Brexit

Die Rolle der Briten in der EU habe ich nie verstanden. Seit Jahren haben Sie eine Politik gegen die EU gemacht und für Ausnahmen und Sonderrechte gekämpft. Die Entscheidung der Bürger ist nur die konsequente Folge diese Politik.
 
"Das beste Argument gegen die Demokratie ist ein fünfminütiges Gespräch mit dem durchschnittlichen Wähler."
"Die Demokratie ist die schlechteste aller Staatsformen, ausgenommen alle anderen.“
Beides schließt sich ja nicht gegensaitig aus, es zeigt halt, dass man die Ermittlung des Volkswillens in einer Demokratie geeignet balancieren und stabilisieren muss und die bewährte Form dafür ist nun mal die parlamentarische Demokratie.

Auch wenn diese Ansicht nachvollziehbar ist, befürchte ich, dass sie auf Dauer nicht funktioniert.

Wir haben meines Erachtens derzeit keine Krise der Demokratie, sondern eine Vertrauenskrise des Parlamentarismus. Ein zunehmender Teil des Volkes glaubt den gewählten Vertretern nicht mehr, dass diese mehrheitlich in ihrem Sinne handeln und sucht nach Alternativen, die vom Establishment als ungerechtfertigt dargestellt werden. Beispiele dafür gibt es mittlerweile mehr als genügend: Pegida, Trump, jetzt Brexit um nur einige zu nennen.
Das sehe ich wie Du. Für mich ist das aber auch eine weitere Ausdrucksform von modernem Infantilismus im Sinne kindlicher Trotzphasen.

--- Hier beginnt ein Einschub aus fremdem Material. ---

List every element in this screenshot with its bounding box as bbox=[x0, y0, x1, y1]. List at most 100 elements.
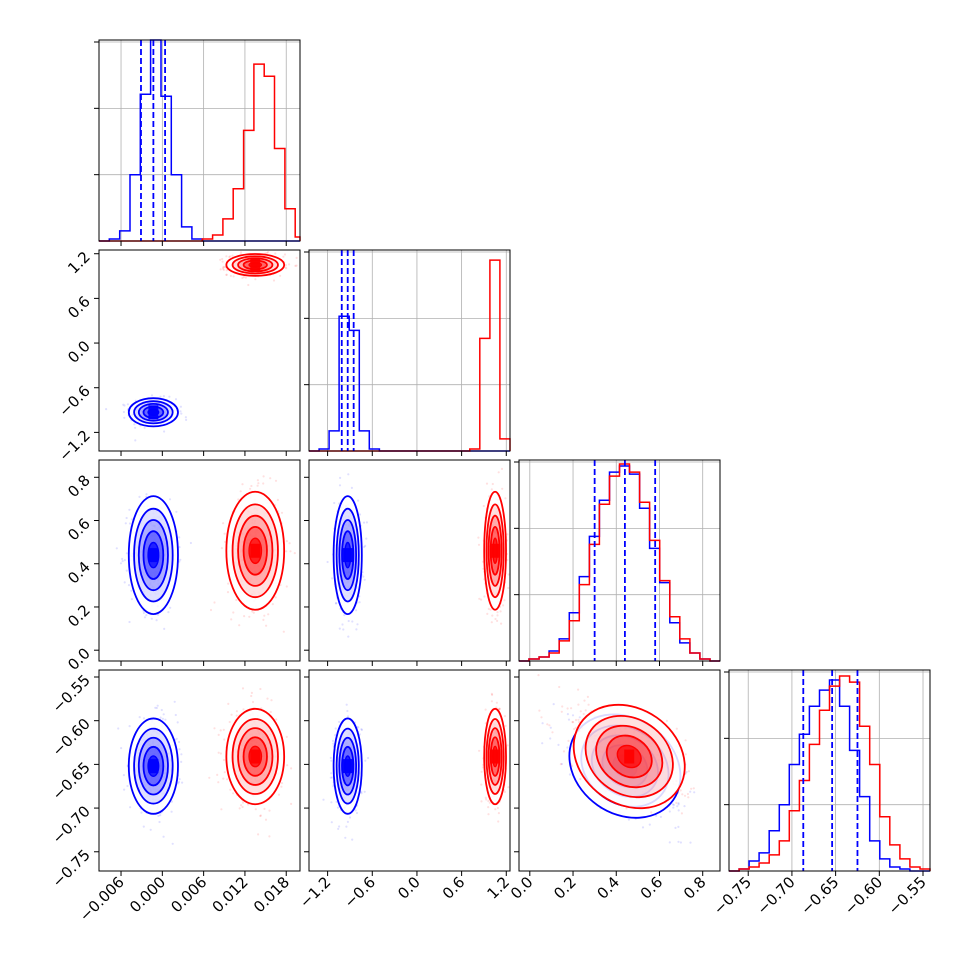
scatter-point bbox=[558, 685, 561, 689]
scatter-point bbox=[346, 715, 350, 718]
scatter-point bbox=[130, 598, 133, 601]
scatter-point bbox=[330, 759, 333, 762]
density-peak-blue bbox=[342, 759, 353, 774]
scatter-point bbox=[354, 809, 357, 812]
scatter-point bbox=[241, 276, 244, 280]
scatter-point bbox=[176, 721, 179, 724]
scatter-point bbox=[209, 608, 213, 612]
scatter-point bbox=[578, 721, 581, 724]
scatter-point bbox=[223, 738, 226, 741]
scatter-point bbox=[169, 606, 172, 609]
scatter-point bbox=[125, 516, 128, 520]
scatter-point bbox=[288, 263, 291, 266]
scatter-point bbox=[157, 814, 160, 818]
scatter-point bbox=[180, 412, 183, 415]
scatter-point bbox=[223, 265, 226, 268]
scatter-point bbox=[506, 533, 509, 536]
scatter-point bbox=[223, 771, 226, 774]
scatter-point bbox=[566, 713, 570, 716]
scatter-point bbox=[121, 557, 124, 561]
scatter-point bbox=[257, 482, 260, 485]
scatter-point bbox=[480, 770, 483, 773]
panel-1-0 bbox=[98, 249, 301, 452]
scatter-point bbox=[360, 790, 363, 794]
scatter-point bbox=[123, 404, 126, 407]
scatter-point bbox=[295, 256, 298, 259]
scatter-point bbox=[504, 724, 507, 728]
scatter-point bbox=[285, 735, 288, 739]
scatter-point bbox=[546, 723, 549, 726]
scatter-point bbox=[130, 589, 133, 592]
scatter-point bbox=[235, 598, 238, 602]
scatter-point bbox=[181, 781, 184, 784]
scatter-point bbox=[337, 827, 340, 831]
density-peak-red bbox=[490, 749, 501, 764]
scatter-point bbox=[334, 602, 338, 605]
scatter-point bbox=[173, 700, 176, 703]
scatter-point bbox=[142, 611, 145, 615]
scatter-point bbox=[274, 479, 278, 482]
panel-frame bbox=[98, 249, 301, 452]
scatter-point bbox=[286, 764, 289, 767]
scatter-point bbox=[217, 733, 220, 737]
scatter-point bbox=[232, 611, 235, 614]
scatter-point bbox=[251, 610, 254, 613]
scatter-point bbox=[335, 800, 338, 803]
scatter-point bbox=[120, 747, 123, 750]
scatter-point bbox=[331, 739, 335, 743]
scatter-point bbox=[239, 251, 243, 254]
scatter-point bbox=[213, 601, 216, 604]
scatter-point bbox=[265, 624, 268, 627]
scatter-point bbox=[185, 418, 188, 421]
scatter-point bbox=[280, 511, 284, 514]
scatter-point bbox=[117, 727, 120, 730]
scatter-point bbox=[503, 790, 507, 794]
scatter-point bbox=[177, 780, 181, 784]
scatter-point bbox=[257, 833, 260, 836]
scatter-point bbox=[138, 495, 141, 498]
scatter-point bbox=[235, 714, 238, 717]
scatter-point bbox=[128, 725, 131, 728]
scatter-point bbox=[672, 803, 676, 807]
scatter-point bbox=[161, 717, 164, 720]
scatter-point bbox=[280, 782, 284, 785]
scatter-point bbox=[179, 558, 182, 561]
scatter-point bbox=[225, 273, 228, 276]
scatter-point bbox=[262, 618, 265, 622]
scatter-point bbox=[681, 793, 684, 796]
scatter-point bbox=[279, 274, 282, 277]
scatter-point bbox=[242, 708, 245, 711]
scatter-point bbox=[684, 739, 687, 742]
scatter-point bbox=[213, 727, 216, 730]
scatter-point bbox=[222, 267, 225, 270]
scatter-point bbox=[363, 790, 366, 793]
scatter-point bbox=[360, 728, 363, 732]
scatter-point bbox=[687, 770, 691, 773]
scatter-point bbox=[145, 493, 148, 496]
scatter-point bbox=[347, 635, 350, 638]
scatter-point bbox=[541, 742, 544, 745]
scatter-point bbox=[676, 805, 679, 808]
scatter-point bbox=[288, 542, 291, 545]
scatter-point bbox=[494, 617, 497, 621]
scatter-point bbox=[285, 267, 288, 270]
scatter-point bbox=[217, 751, 220, 754]
scatter-point bbox=[250, 691, 253, 695]
scatter-point bbox=[552, 703, 555, 706]
scatter-point bbox=[490, 700, 493, 703]
scatter-point bbox=[129, 806, 132, 809]
scatter-point bbox=[331, 776, 334, 779]
scatter-point bbox=[163, 627, 166, 631]
scatter-point bbox=[491, 614, 494, 617]
scatter-point bbox=[242, 275, 245, 279]
scatter-point bbox=[540, 716, 543, 719]
scatter-point bbox=[360, 728, 363, 731]
scatter-point bbox=[254, 808, 257, 811]
scatter-point bbox=[256, 479, 259, 482]
scatter-point bbox=[571, 764, 574, 768]
scatter-point bbox=[363, 578, 366, 581]
density-peak-blue bbox=[148, 548, 159, 563]
scatter-point bbox=[356, 623, 359, 626]
scatter-point bbox=[238, 624, 241, 627]
scatter-point bbox=[346, 820, 349, 824]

Es gab turbulente demokratische Zeiten in der Vergangenheit, wo zurecht mit Herzblut gestritten wurde, weil es tatsächlich um die Verbesserung der Verhältnisse in Richtung einer menschenwürdigen Lebensführung für die Mehrheit der Bevölkerung ging, die ihr von einer kleinen Minderheit, die den Rahm abschöpfte, verweigert wurde.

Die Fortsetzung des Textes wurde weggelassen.